После утвердительного кивка Иванцова комсорг взял винтовку и сдвинул затвор.
– Полный магазин, – удивился Ушаков. – Но это ничего не меняет.
– Зря его отпустили одного, – сказал боец Бабенко.
– И что теперь делать?
Бойцы заговорили разом. Каждый предлагал свой вариант дальнейших действий. Начался спор. Иванцов морщился. У него было решение, но было и сомнение. Правильно ли именно так поступить? В первый раз в жизни он сомневался. Раньше все принятые решения казались правильными, и сомнений не было, а тут…
– И чего так орем?
Все бойцы разом замолчали и оторопело уставились на Бесхребетного. Когда и как подошел – никто не заметил. А он стоял и смотрел на всех с укором.

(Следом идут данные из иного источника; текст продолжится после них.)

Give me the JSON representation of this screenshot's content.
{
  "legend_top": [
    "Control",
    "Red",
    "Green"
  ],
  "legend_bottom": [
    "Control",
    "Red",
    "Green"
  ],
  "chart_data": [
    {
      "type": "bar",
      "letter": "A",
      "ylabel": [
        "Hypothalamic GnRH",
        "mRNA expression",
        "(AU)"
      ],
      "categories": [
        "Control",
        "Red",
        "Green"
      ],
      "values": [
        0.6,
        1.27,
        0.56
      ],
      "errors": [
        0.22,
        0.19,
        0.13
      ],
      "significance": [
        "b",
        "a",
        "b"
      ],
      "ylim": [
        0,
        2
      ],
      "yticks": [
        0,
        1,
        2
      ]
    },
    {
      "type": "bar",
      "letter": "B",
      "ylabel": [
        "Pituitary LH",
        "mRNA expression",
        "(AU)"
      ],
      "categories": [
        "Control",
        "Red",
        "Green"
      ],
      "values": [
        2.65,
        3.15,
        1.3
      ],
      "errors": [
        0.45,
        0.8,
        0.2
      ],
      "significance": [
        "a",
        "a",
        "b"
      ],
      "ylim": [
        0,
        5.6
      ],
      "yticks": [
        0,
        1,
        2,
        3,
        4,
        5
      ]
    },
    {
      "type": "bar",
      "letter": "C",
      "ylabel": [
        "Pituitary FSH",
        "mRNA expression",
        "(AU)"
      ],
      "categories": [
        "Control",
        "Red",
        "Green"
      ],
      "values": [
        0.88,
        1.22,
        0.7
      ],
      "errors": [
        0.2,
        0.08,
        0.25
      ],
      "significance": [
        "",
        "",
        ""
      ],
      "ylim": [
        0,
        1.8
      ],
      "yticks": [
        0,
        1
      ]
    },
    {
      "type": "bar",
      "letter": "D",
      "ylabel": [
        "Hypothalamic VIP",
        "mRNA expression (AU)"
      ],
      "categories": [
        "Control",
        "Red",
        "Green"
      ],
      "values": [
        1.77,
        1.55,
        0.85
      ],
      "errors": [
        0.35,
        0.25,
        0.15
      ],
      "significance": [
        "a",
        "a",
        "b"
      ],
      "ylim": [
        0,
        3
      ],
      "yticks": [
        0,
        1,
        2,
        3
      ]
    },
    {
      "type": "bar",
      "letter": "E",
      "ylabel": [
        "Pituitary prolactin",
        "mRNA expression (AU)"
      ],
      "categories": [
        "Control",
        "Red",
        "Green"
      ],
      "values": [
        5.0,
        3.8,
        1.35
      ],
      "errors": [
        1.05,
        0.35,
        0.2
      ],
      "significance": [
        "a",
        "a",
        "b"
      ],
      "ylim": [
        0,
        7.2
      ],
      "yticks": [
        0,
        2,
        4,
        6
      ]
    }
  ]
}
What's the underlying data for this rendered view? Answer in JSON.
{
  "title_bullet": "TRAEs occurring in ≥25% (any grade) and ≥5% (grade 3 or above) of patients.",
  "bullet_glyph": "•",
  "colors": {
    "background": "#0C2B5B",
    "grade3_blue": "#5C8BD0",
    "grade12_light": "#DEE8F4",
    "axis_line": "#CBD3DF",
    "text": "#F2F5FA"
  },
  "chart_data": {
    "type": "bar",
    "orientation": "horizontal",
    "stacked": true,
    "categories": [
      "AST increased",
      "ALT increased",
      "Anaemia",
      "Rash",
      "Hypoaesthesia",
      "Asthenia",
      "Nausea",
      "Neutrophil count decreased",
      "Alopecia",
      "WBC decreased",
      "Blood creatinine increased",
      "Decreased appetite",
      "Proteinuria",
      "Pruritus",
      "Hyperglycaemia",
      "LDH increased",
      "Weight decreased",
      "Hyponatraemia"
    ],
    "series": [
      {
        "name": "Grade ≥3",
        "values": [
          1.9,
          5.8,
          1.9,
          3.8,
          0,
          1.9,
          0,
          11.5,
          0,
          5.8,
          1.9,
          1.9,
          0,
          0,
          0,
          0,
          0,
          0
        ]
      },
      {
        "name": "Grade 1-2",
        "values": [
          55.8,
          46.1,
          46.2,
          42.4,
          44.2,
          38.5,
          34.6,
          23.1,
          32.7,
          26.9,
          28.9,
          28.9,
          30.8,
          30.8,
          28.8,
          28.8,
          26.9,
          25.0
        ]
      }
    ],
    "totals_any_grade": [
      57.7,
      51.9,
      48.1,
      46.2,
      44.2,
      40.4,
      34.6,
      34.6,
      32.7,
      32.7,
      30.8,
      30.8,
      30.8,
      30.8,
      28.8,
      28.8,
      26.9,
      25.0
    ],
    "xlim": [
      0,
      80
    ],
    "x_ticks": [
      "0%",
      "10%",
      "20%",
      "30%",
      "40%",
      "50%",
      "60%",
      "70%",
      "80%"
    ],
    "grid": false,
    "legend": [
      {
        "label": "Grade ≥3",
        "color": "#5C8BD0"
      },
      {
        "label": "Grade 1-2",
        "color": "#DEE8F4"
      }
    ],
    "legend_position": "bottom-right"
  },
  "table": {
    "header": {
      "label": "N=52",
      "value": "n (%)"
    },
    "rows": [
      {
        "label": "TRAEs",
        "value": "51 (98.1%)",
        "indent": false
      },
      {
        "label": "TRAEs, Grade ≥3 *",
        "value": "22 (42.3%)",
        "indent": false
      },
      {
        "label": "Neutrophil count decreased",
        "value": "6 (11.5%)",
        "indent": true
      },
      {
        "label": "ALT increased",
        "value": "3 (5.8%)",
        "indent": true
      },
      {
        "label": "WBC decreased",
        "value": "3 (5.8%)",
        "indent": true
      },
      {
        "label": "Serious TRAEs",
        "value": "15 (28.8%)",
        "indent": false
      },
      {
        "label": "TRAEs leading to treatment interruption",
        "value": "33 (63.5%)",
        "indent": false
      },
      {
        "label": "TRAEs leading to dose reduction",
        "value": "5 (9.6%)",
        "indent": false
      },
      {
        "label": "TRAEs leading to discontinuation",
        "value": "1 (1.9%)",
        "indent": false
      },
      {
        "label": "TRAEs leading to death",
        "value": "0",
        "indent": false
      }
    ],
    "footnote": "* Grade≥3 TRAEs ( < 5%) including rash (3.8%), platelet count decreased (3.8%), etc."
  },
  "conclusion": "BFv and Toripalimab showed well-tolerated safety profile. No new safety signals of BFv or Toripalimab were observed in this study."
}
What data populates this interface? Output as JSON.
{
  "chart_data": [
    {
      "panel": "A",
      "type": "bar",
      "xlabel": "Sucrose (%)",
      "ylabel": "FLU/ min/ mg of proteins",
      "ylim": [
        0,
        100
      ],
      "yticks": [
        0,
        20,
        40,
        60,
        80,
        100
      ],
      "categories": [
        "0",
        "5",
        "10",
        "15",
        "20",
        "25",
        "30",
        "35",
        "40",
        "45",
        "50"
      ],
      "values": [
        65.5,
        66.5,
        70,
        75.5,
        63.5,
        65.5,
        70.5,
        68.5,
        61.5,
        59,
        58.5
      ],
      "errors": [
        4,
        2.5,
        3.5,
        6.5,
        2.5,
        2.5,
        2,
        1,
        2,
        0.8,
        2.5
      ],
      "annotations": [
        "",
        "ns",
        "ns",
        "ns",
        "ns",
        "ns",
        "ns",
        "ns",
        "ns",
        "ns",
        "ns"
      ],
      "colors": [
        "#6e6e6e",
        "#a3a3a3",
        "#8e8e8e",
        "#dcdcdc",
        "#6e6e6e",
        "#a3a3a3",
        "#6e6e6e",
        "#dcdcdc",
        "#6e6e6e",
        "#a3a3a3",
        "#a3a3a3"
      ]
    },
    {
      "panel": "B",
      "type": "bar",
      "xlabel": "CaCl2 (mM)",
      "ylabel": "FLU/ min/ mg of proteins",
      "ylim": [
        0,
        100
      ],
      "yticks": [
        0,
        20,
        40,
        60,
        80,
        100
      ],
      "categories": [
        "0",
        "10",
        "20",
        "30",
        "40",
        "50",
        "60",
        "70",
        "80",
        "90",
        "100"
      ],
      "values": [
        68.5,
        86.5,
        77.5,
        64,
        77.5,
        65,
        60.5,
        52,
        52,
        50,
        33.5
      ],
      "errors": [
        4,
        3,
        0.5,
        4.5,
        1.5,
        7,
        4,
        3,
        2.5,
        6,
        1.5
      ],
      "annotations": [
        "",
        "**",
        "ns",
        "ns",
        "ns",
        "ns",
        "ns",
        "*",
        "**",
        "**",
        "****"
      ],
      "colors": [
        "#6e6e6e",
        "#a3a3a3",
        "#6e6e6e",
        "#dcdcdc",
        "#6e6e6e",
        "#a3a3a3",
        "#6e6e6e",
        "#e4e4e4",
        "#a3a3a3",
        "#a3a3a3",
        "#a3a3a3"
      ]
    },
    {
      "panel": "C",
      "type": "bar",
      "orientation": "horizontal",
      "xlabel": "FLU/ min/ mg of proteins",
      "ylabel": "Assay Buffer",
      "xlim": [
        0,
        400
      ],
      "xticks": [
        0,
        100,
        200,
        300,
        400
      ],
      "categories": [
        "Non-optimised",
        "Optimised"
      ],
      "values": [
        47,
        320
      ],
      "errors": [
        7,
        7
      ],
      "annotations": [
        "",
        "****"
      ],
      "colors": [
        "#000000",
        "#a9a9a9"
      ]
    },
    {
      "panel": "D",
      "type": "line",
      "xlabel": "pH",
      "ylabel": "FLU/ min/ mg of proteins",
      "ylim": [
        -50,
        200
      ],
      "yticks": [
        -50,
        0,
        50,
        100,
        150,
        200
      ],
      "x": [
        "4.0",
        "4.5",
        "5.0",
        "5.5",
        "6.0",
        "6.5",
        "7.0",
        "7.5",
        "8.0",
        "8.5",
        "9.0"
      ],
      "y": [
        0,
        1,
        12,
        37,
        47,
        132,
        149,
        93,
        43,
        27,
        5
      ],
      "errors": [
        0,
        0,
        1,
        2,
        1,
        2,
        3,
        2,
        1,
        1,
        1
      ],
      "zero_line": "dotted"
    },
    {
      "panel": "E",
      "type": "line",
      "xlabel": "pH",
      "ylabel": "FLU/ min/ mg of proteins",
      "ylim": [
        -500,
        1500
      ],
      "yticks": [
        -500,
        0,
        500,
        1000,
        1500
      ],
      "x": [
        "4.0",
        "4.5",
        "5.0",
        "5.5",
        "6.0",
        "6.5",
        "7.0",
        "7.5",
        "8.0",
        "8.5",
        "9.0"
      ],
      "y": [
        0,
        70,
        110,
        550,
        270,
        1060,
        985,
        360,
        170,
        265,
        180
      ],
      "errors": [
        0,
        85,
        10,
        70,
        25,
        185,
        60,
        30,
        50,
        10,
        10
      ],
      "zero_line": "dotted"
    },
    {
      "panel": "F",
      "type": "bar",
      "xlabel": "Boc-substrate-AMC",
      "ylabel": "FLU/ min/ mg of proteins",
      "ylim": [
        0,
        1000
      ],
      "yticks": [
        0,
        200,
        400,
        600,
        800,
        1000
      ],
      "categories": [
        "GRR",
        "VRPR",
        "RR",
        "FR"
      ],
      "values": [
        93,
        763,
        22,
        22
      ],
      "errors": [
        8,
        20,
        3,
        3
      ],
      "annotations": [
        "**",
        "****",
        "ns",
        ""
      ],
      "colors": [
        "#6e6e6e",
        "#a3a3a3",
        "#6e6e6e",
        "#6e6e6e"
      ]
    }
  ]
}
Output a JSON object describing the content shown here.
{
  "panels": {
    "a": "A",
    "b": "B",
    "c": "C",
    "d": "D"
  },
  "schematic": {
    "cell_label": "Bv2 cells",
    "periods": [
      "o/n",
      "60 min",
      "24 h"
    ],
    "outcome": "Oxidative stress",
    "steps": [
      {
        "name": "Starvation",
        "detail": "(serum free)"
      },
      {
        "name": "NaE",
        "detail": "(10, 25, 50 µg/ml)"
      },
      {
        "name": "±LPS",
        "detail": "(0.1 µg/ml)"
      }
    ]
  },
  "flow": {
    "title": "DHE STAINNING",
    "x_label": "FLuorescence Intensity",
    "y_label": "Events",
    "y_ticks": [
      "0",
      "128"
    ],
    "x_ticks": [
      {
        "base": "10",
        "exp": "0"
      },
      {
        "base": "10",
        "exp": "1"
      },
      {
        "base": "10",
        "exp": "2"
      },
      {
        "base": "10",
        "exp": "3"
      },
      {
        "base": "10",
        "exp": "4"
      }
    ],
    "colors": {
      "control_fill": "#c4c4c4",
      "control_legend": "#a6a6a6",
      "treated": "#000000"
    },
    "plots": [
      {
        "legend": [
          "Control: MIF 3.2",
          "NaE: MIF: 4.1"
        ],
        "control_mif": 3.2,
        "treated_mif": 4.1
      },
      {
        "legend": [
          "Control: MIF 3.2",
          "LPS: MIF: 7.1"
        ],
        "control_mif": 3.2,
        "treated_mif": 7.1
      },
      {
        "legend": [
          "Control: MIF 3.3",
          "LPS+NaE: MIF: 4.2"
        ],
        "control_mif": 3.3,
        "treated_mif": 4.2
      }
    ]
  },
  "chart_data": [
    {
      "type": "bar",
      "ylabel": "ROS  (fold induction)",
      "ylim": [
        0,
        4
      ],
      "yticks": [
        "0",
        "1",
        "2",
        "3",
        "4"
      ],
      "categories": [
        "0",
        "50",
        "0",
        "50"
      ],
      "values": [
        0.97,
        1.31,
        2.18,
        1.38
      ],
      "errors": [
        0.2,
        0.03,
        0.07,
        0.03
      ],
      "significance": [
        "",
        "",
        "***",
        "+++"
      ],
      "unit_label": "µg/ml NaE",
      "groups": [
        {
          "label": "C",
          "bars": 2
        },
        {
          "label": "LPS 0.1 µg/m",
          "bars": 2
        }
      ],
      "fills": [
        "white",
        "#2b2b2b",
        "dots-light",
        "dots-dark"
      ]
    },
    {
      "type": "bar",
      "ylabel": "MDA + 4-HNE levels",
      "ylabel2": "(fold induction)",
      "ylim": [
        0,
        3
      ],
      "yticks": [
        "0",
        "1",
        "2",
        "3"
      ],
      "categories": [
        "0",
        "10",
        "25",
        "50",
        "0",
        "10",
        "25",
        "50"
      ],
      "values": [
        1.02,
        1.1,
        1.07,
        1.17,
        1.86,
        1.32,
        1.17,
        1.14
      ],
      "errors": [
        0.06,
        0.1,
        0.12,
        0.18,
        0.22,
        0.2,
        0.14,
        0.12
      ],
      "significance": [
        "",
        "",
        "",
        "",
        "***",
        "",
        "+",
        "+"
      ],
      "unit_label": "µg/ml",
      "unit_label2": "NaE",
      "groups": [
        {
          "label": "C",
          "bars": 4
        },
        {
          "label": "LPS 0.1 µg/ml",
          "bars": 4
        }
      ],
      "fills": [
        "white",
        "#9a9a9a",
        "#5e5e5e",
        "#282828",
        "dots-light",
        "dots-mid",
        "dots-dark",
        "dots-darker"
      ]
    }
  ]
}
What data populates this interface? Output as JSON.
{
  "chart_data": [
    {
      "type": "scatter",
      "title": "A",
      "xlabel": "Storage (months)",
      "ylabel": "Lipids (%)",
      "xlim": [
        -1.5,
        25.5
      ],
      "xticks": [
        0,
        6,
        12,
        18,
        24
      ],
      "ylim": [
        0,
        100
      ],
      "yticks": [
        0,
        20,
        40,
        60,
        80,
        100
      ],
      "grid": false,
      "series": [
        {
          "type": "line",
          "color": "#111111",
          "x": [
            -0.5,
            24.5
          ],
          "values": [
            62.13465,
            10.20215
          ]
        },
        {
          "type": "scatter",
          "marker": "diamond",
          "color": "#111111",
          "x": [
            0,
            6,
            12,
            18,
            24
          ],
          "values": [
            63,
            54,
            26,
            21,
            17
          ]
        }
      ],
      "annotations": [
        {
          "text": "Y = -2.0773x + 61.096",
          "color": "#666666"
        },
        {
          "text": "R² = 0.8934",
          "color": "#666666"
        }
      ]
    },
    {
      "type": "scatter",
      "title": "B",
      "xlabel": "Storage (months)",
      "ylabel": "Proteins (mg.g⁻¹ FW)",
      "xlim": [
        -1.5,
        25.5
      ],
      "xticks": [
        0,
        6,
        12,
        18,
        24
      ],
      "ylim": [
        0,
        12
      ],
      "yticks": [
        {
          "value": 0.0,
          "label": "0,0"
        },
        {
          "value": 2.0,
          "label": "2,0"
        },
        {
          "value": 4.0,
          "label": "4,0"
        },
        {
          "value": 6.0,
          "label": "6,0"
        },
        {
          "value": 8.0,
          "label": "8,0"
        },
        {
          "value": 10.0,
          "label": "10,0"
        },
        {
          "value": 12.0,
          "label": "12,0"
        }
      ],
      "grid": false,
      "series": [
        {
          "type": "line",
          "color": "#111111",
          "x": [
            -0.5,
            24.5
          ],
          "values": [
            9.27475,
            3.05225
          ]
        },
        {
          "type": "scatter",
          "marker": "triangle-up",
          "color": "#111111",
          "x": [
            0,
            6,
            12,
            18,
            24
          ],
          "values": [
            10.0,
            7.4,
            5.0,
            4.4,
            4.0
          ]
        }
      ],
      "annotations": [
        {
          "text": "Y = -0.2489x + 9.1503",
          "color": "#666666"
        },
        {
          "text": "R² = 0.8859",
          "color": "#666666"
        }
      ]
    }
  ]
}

– На весь лес орете, – буркнул он недовольным голосом. – Руками машете – издалека видать и слыхать. Охранения нет, подходи и бери всех тепленькими.
Отповедь смутила всех, лишь Ушаков стал пунцовым, а Иванцову стало немного стыдно. Как командир, он должен был организовать охранение, пусть даже в глухом лесу, где появление врага маловероятно. Внутри что-то хмыкнуло, и появилась мысль – даже разовое отступление от устава ведет к гибели как солдата, так и всего подразделения. Боль помешала сообразить, что же в этом неправильного?